Among the many factors that influenced the 52%-48% vote in favour of Brexit a year later was the sidelining of the voice of the Liberal Democrats, the most pro-European party, due to its now seeming irrelevance as an untrustworthy, spent force.

Perhaps more significantly, the continuing disillusionment of young voters with politicians in part due to the betrayal over tuition fees had led many of them to stay at home during the referendum rather than vote. Young voters were overwhelmingly in favour of staying in the EU. With an outcome that would have changed on a mere 2% swing, these two factors could easily have been enough to make the difference.

Impact on universities

Alarmingly for universities, the Brexit campaign leader Michael Gove had proved popular in dismissing the views of “experts saying they know what is best”, which has since led to debate over the implied disconnect between universities and the communities that surround them.

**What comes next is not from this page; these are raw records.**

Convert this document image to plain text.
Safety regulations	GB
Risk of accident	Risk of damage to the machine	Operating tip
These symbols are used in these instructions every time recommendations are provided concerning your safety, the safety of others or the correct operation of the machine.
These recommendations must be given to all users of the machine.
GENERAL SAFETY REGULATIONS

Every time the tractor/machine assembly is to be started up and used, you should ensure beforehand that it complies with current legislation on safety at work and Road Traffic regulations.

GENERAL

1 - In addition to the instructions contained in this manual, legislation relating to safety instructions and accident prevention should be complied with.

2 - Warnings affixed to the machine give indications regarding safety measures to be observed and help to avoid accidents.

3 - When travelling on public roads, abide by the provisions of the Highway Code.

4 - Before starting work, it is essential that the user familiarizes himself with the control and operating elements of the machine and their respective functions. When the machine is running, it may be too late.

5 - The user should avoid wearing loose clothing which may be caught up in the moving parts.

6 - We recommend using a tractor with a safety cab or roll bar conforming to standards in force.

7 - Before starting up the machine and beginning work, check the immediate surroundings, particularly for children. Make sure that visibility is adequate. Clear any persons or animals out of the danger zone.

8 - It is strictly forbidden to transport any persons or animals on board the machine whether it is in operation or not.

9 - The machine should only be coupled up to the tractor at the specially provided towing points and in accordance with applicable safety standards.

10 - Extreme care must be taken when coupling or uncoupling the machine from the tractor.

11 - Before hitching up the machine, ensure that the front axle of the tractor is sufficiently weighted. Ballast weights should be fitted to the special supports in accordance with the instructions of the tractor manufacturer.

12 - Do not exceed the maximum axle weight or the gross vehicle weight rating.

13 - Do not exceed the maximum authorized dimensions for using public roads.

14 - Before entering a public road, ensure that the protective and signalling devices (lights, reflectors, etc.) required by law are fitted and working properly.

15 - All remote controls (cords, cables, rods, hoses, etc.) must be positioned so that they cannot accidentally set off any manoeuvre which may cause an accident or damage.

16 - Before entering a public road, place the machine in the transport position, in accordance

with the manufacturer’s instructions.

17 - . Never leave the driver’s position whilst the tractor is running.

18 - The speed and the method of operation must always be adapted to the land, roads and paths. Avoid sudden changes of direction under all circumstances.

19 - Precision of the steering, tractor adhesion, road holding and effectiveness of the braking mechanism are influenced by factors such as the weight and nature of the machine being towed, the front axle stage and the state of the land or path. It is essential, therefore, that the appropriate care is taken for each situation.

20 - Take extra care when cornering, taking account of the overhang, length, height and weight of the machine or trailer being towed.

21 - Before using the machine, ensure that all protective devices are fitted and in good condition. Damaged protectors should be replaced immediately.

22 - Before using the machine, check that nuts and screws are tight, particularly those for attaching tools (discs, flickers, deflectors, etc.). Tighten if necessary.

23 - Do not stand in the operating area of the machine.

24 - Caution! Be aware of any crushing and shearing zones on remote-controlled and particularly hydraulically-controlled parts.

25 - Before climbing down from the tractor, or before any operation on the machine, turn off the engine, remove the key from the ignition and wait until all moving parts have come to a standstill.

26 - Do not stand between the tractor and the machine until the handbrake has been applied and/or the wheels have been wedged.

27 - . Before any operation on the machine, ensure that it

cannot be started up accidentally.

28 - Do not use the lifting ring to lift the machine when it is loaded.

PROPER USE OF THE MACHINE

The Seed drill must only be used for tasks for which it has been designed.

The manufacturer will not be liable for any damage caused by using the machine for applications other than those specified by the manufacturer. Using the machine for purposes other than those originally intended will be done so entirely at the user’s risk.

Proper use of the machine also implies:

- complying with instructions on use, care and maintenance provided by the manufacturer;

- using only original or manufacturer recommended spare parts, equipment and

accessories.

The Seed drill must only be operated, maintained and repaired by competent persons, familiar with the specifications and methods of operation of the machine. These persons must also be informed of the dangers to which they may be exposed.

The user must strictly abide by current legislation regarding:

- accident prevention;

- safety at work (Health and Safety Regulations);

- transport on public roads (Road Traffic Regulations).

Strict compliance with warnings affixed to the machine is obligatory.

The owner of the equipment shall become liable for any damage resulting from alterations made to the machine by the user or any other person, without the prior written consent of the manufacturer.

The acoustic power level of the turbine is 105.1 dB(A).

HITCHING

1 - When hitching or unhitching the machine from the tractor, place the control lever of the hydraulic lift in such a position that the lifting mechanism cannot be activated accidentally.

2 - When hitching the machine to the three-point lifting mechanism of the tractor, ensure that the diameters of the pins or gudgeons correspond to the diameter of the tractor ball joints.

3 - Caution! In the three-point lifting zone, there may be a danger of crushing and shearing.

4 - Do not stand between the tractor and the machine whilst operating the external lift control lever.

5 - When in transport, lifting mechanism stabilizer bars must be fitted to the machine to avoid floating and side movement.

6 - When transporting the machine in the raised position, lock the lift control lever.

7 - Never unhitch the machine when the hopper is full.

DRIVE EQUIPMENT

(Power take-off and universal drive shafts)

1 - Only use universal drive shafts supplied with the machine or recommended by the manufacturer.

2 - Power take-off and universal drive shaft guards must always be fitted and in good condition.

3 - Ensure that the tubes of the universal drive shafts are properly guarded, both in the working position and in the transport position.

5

More importantly, the rush among hardline Conservatives post-referendum to interpret the vote as an endorsement of a hard Brexit – leaving the Single Market and Customs Union, abandoning free movement and initially even eschewing a transition deal – posed a serious threat to higher education.

A transition period has now been agreed, but the UK’s leading role in the European Union’s research programmes, its participation in Erasmus+ study and exchange programmes, and its ability to recruit EU staff and students all remain up in the air and under threat, as reported extensively in these pages.

If Nick Clegg and David Cameron had chosen a graduate tax instead of tripling tuition fees, it might all have played out differently.

Instead, Jeremy Corbyn, Labour’s left-wing leader, is now leading the charge to abolish tuition fees. He confounded his critics by surging to a creditable position in the snap election last year that forced Conservative party leader Theresa May into a minority government.

If he wins the next election, which could be called at any point in the next year due to divisions over Brexit, the main funding mechanism underpinning the higher education reforms and the drive towards marketisation could be torn apart. If students stop paying fees, can they really be expected to act like consumers?